La première critique se situe dans la lignée platonicienne (voir à cet égard l’image, au seuil du visible), même si la photographie n’était pas, et pour cause, la cible de Platon). Elle devient difficilement défendable après plus d’un siècle d’histoire de la photographie. La seconde a connu une certaine fortune, en particulier à la fin du XX° siècle, avec des auteurs comme Baudrillard, pour affirmer que nous allions de plus en plus vivre dans un monde d’images et que la réalité allait disparaitre ou, ce qui revient au même, se confondre avec lui. On en voit l’illustration dans le film Matrix où Morpheus, le maître du vaisseau qui combat la matrice, dit à Neo, l’élu qui doit sauver les hommes, mais est encore dans l’illusion :

« Ca, c’est le monde que tu connais, le monde tel qu’il était à la fin du XX° siècle. Il n’est plus aujourd’hui qu’une parcelle de la simulation neuro-interactive que nous appelons la matrice. Tu viens d’un monde imaginaire, Neo. Voici le monde tel qu’il existe aujourd’hui. Bienvenue dans le désert du réel ». L’expression se trouve dans un livre de Baudrillard, Simulacres et simulation (1981), qui part d’une fable de Borges pour dire que les images et les simulacres, désormais, vont tenir lieu de réalité.

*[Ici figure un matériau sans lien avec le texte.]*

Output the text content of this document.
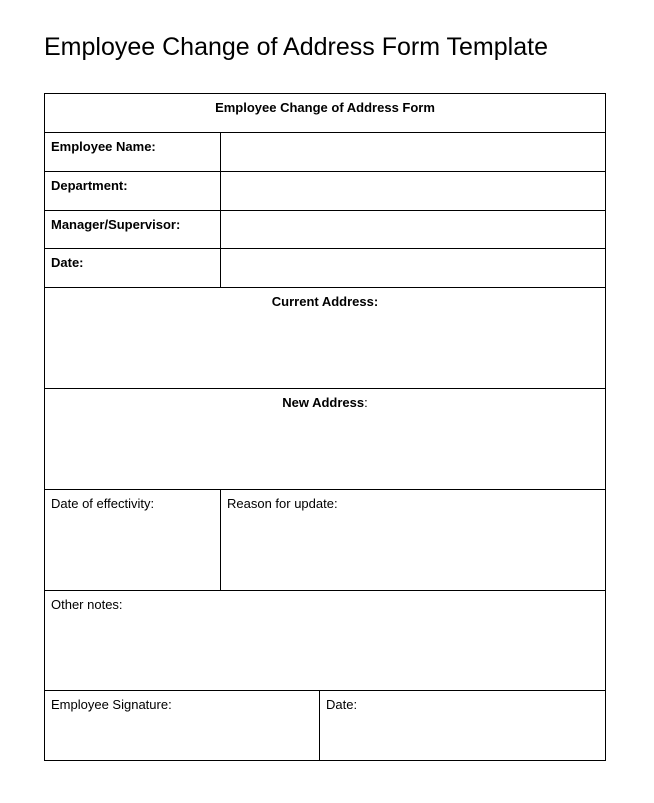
Employee Change of Address Form Template
Employee Change of Address Form
Employee Name:
Department:
Manager/Supervisor:
Date:
Current Address:
New Address:
Date of effectivity:	Reason for update:
Other notes:
Employee Signature:	Date:
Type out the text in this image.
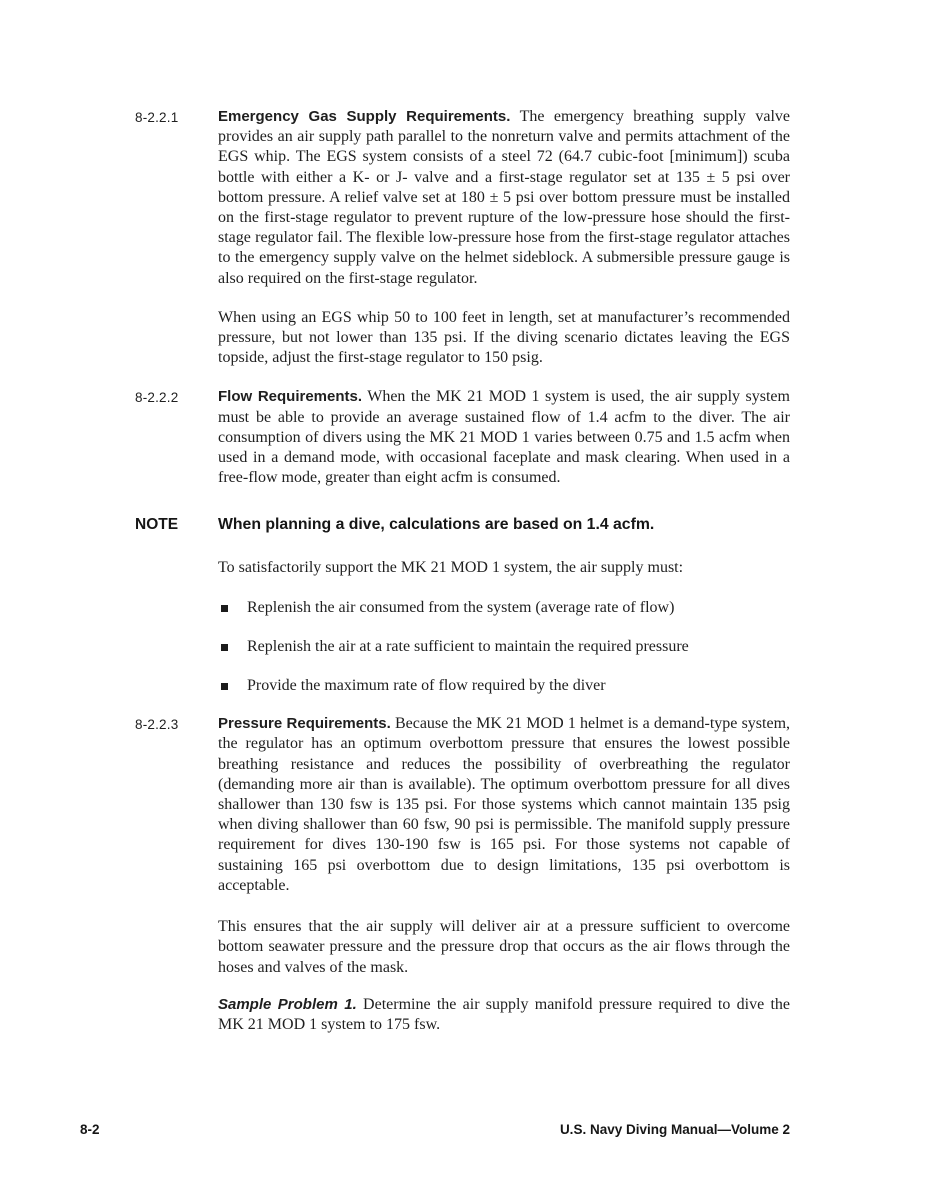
8-2.2.1	Emergency Gas Supply Requirements. The emergency breathing supply valve provides an air supply path parallel to the nonreturn valve and permits attachment of the EGS whip. The EGS system consists of a steel 72 (64.7 cubic-foot [minimum]) scuba bottle with either a K- or J- valve and a first-stage regulator set at 135 ± 5 psi over bottom pressure. A relief valve set at 180 ± 5 psi over bottom pressure must be installed on the first-stage regulator to prevent rupture of the low-pressure hose should the first-stage regulator fail. The flexible low-pressure hose from the first-stage regulator attaches to the emergency supply valve on the helmet sideblock. A submersible pressure gauge is also required on the first-stage regulator.

When using an EGS whip 50 to 100 feet in length, set at manufacturer’s recommended pressure, but not lower than 135 psi. If the diving scenario dictates leaving the EGS topside, adjust the first-stage regulator to 150 psig.

8-2.2.2	Flow Requirements. When the MK 21 MOD 1 system is used, the air supply system must be able to provide an average sustained flow of 1.4 acfm to the diver. The air consumption of divers using the MK 21 MOD 1 varies between 0.75 and 1.5 acfm when used in a demand mode, with occasional faceplate and mask clearing. When used in a free-flow mode, greater than eight acfm is consumed.

NOTE	When planning a dive, calculations are based on 1.4 acfm.

To satisfactorily support the MK 21 MOD 1 system, the air supply must:

Replenish the air consumed from the system (average rate of flow)
Replenish the air at a rate sufficient to maintain the required pressure
Provide the maximum rate of flow required by the diver
8-2.2.3	Pressure Requirements. Because the MK 21 MOD 1 helmet is a demand-type system, the regulator has an optimum overbottom pressure that ensures the lowest possible breathing resistance and reduces the possibility of overbreathing the regulator (demanding more air than is available). The optimum overbottom pressure for all dives shallower than 130 fsw is 135 psi. For those systems which cannot maintain 135 psig when diving shallower than 60 fsw, 90 psi is permissible. The manifold supply pressure requirement for dives 130-190 fsw is 165 psi. For those systems not capable of sustaining 165 psi overbottom due to design limitations, 135 psi overbottom is acceptable.

This ensures that the air supply will deliver air at a pressure sufficient to overcome bottom seawater pressure and the pressure drop that occurs as the air flows through the hoses and valves of the mask.

Sample Problem 1. Determine the air supply manifold pressure required to dive the MK 21 MOD 1 system to 175 fsw.

8-2	U.S. Navy Diving Manual—Volume 2
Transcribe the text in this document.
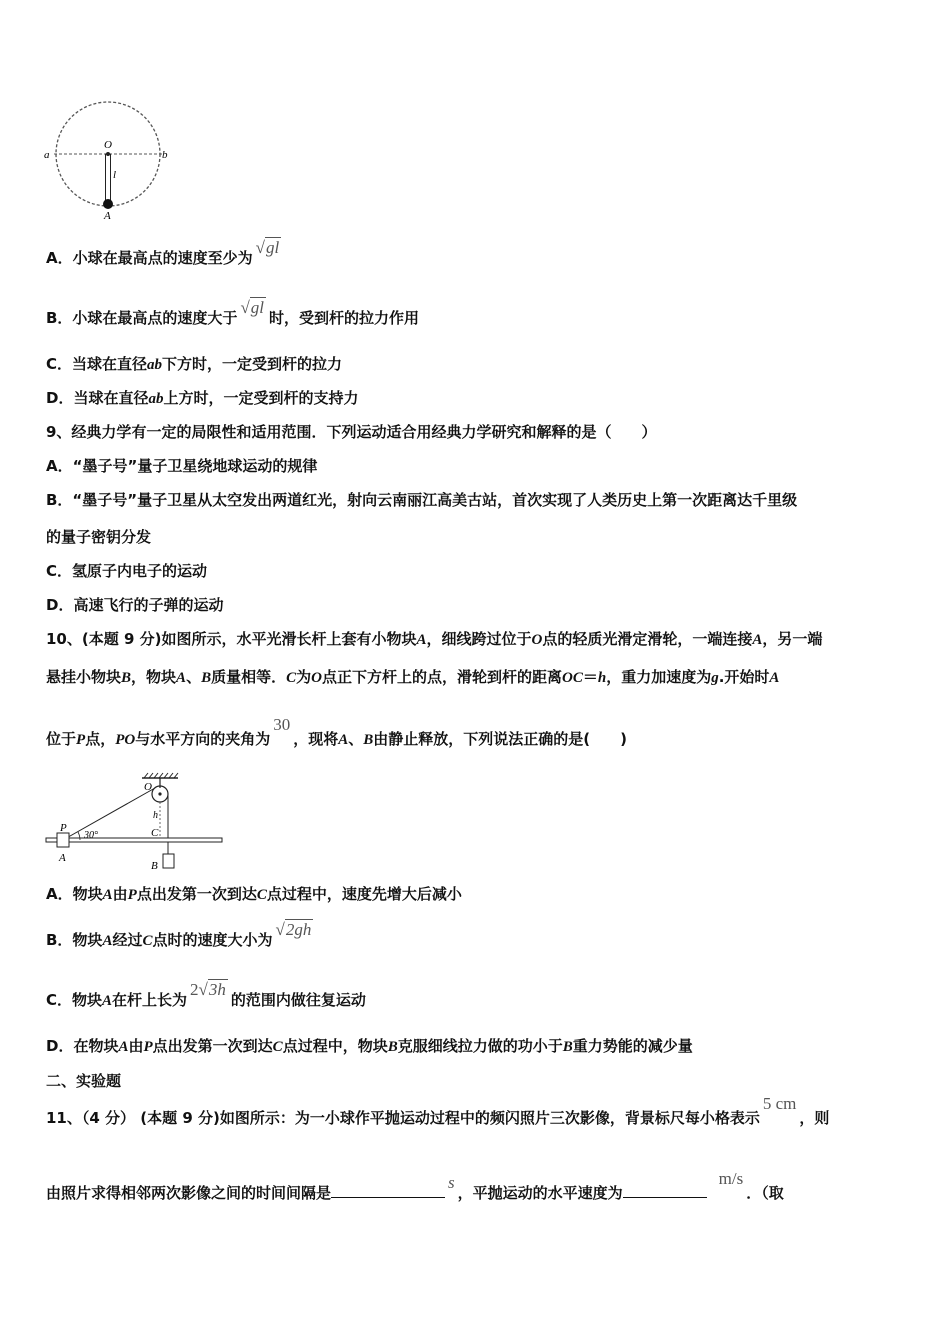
O
a	b
l
A
A．小球在最高点的速度至少为√gl
B．小球在最高点的速度大于√gl时，受到杆的拉力作用
C．当球在直径ab下方时，一定受到杆的拉力
D．当球在直径ab上方时，一定受到杆的支持力
9、经典力学有一定的局限性和适用范围．下列运动适合用经典力学研究和解释的是（　　）
A．“墨子号”量子卫星绕地球运动的规律
B．“墨子号”量子卫星从太空发出两道红光，射向云南丽江高美古站，首次实现了人类历史上第一次距离达千里级
的量子密钥分发
C．氢原子内电子的运动
D．高速飞行的子弹的运动
10、(本题 9 分)如图所示，水平光滑长杆上套有小物块A，细线跨过位于O点的轻质光滑定滑轮，一端连接A，另一端
悬挂小物块B，物块A、B质量相等．C为O点正下方杆上的点，滑轮到杆的距离OC＝h，重力加速度为g.开始时A
位于P点，PO与水平方向的夹角为30，现将A、B由静止释放，下列说法正确的是(　　)
O
P
30°
h
C
A
B
A．物块A由P点出发第一次到达C点过程中，速度先增大后减小
B．物块A经过C点时的速度大小为√2gh
C．物块A在杆上长为2√3h的范围内做往复运动
D．在物块A由P点出发第一次到达C点过程中，物块B克服细线拉力做的功小于B重力势能的减少量
二、实验题
11、（4 分） (本题 9 分)如图所示：为一小球作平抛运动过程中的频闪照片三次影像，背景标尺每小格表示5 cm，则
由照片求得相邻两次影像之间的时间间隔是s，平抛运动的水平速度为m/s．（取
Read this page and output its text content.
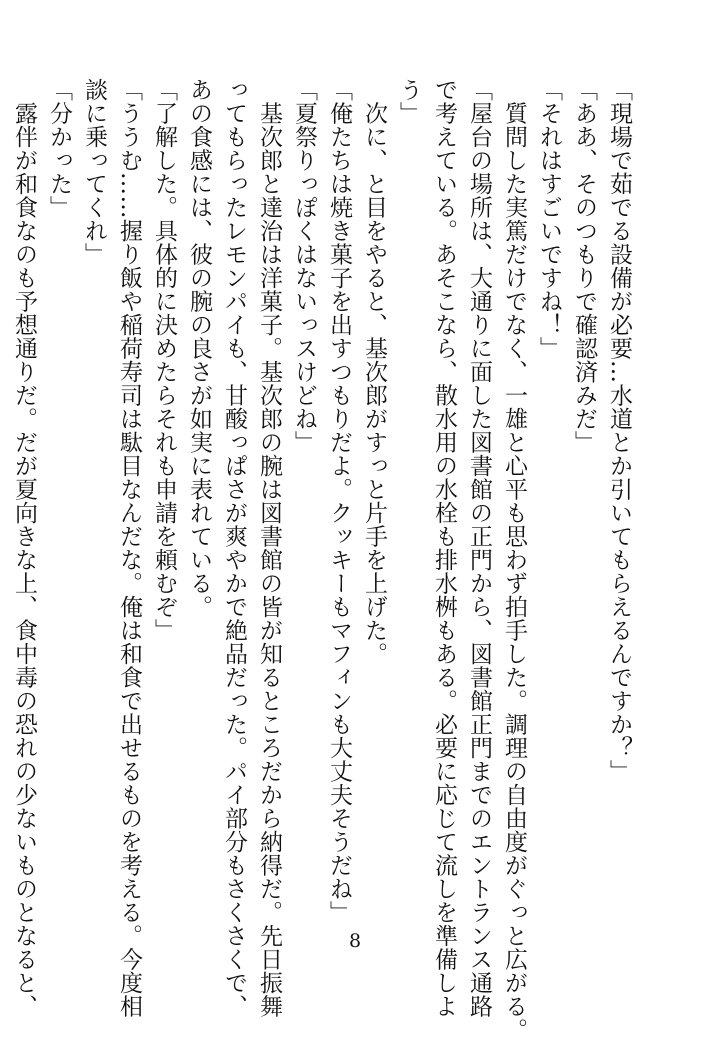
「現場で茹でる設備が必要…水道とか引いてもらえるんですか？」
「ああ、そのつもりで確認済みだ」
「それはすごいですね！」
　質問した実篤だけでなく、一雄と心平も思わず拍手した。調理の自由度がぐっと広がる。
「屋台の場所は、大通りに面した図書館の正門から、図書館正門までのエントランス通路
で考えている。あそこなら、散水用の水栓も排水桝もある。必要に応じて流しを準備しよ
う」
　次に、と目をやると、基次郎がすっと片手を上げた。
「俺たちは焼き菓子を出すつもりだよ。クッキーもマフィンも大丈夫そうだね」
「夏祭りっぽくはないっスけどね」
　基次郎と達治は洋菓子。基次郎の腕は図書館の皆が知るところだから納得だ。先日振舞
ってもらったレモンパイも、甘酸っぱさが爽やかで絶品だった。パイ部分もさくさくで、
あの食感には、彼の腕の良さが如実に表れている。
「了解した。具体的に決めたらそれも申請を頼むぞ」
「ううむ……握り飯や稲荷寿司は駄目なんだな。俺は和食で出せるものを考える。今度相
談に乗ってくれ」
「分かった」
　露伴が和食なのも予想通りだ。だが夏向きな上、食中毒の恐れの少ないものとなると、	8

Les querelles autour de l’authenticité des images photographiques montrent toutefois que le rapport au réel « extérieur » n’a pas disparu, et que c’est avec lui que l’image photographique compose sa présence. Il y a donc bien une présence de l’image photographique, qui dépasse le flot des images par lequel nous pourrions avoir l’impression d’être submergés. En fait cette multitude d’images ne fait que passer sous nos yeux, comme la plupart des choses que nous avons sous les yeux dans la réalité. Les images photographiques présentes sont celles qui nous touchent en fonction de nos intérêts et de nos désirs, en fonction de la façon dont notre regard a été éduqué, de ce que l’on peut appeler notre éducation esthétique. Elles sont d’autant plus présentes qu’elles nous touchent et elles nous touchent, en tant que photos, par ce rapport subtil et presque spectral qu’elles entretiennent à la réalité : ce que je vois a été, c’est ce qui lui donne de la valeur et c’est pourquoi je lui donne de la valeur en me l’appropriant : je « prends » une photo, comme on dit en français, aussi bien quand je décide de faire une photo que quand je la regarde. Encore faut-il que je prenne le temps de la regarder c’est-à-dire, au sens strict, que je prenne mon temps, le seul qui m’appartient, à savoir le présent.